Romm makes the case that the perpetual use of the word ‘consensus’ by the media, scientific community, and others mistakenly frames climate change as an issue of opinion, rather than one of scientific scrutiny based on data and evidence:
“Science doesn’t work by consensus of opinion. Science is in many respects the exact opposite of decision by consensus…One of the most serious results of the overuse of the term “consensus” in the public discussion of global warming is that it creates a simple strategy for doubters to confuse the public, the press and politicians: Simply come up with as long a list as you can of scientists who dispute the theory. After all, such disagreement is prima facie proof that no consensus of opinion exists.
So we end up with the absurd but pointless spectacle of the leading denier in the U.S. Senate, James Inhofe, R-Okla., who recently put out a list of more than 400 names of supposedly “prominent scientists” who supposedly “recently voiced significant objections to major aspects of the so-called ‘consensus’ on man-made global warming.”
Opinion polls on the climate consensus crop up from time to time.

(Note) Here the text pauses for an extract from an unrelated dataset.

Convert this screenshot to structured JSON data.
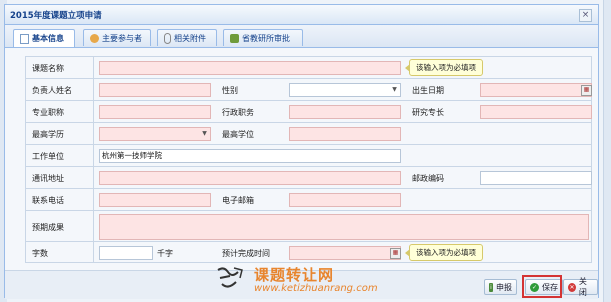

Coincidentally one such poll came to my attention this week, via email, and is being discussed over on Roger Pielke Sr’s blog.
The posts basically describe the rejection, first by the AGU journal EOS and secondly by Nature Precedings, of a research poll by Pielke Sr, James Annan and Fergus Brown surveying whether there is agreement among climate scientists on the IPCC fourth assessment report.
Pielke Sr. writes:
“It is clear that the AGU EOS and Nature Precedings Editors are using their positions to suppress evidence that there is more diversity of views on climate, and the human role in altering climate, than is represented in the narrowly focused 2007 IPCC report”.
There’s a further post and comment stream over on Brown’s blog.
I’m not privy to the inside information on why their paper was rejected from both EOS and Nature Precedings, but it seems to me that there are (at least) two point to be made here:
Firstly, as William Connolley points out in the comment thread on Brown’s blog, the conclusion of the poll that “there is not a universal agreement among climate scientists about climate science as represented in the IPCC’s WG1” is a strawman.
This is precisely one of the bugbears that Romm has with the term ‘consensus’: is it ‘unanimity’ or ‘the judgment arrived at by most of those concerned’?
“Many, if not most, people hear the second meaning: ‘consensus’ as majority opinion”, argues Romm – meaning that even if every living scientist doesn’t agree, there can still be a consensus.
As for sample design, the authors themselves admit that the sampling does not follow standard protocol for opinion polls and further “cannot be tested for statistical significance” as “there is no currently available information on the complete community of ‘climate scientists’”.
This whole discussion is reminiscent of that on the survey by Hans Von Storch and Dennis Bray last year, discussed here on Climate Feedback, which similarly attempted to survey climate scientists’ responses to bold statements on climate change, and had potentially biased sampling.
Whether or not opinion on climate change is relevant, it seems the debate is still open on how it can be gauged in a way that is scientifically credible.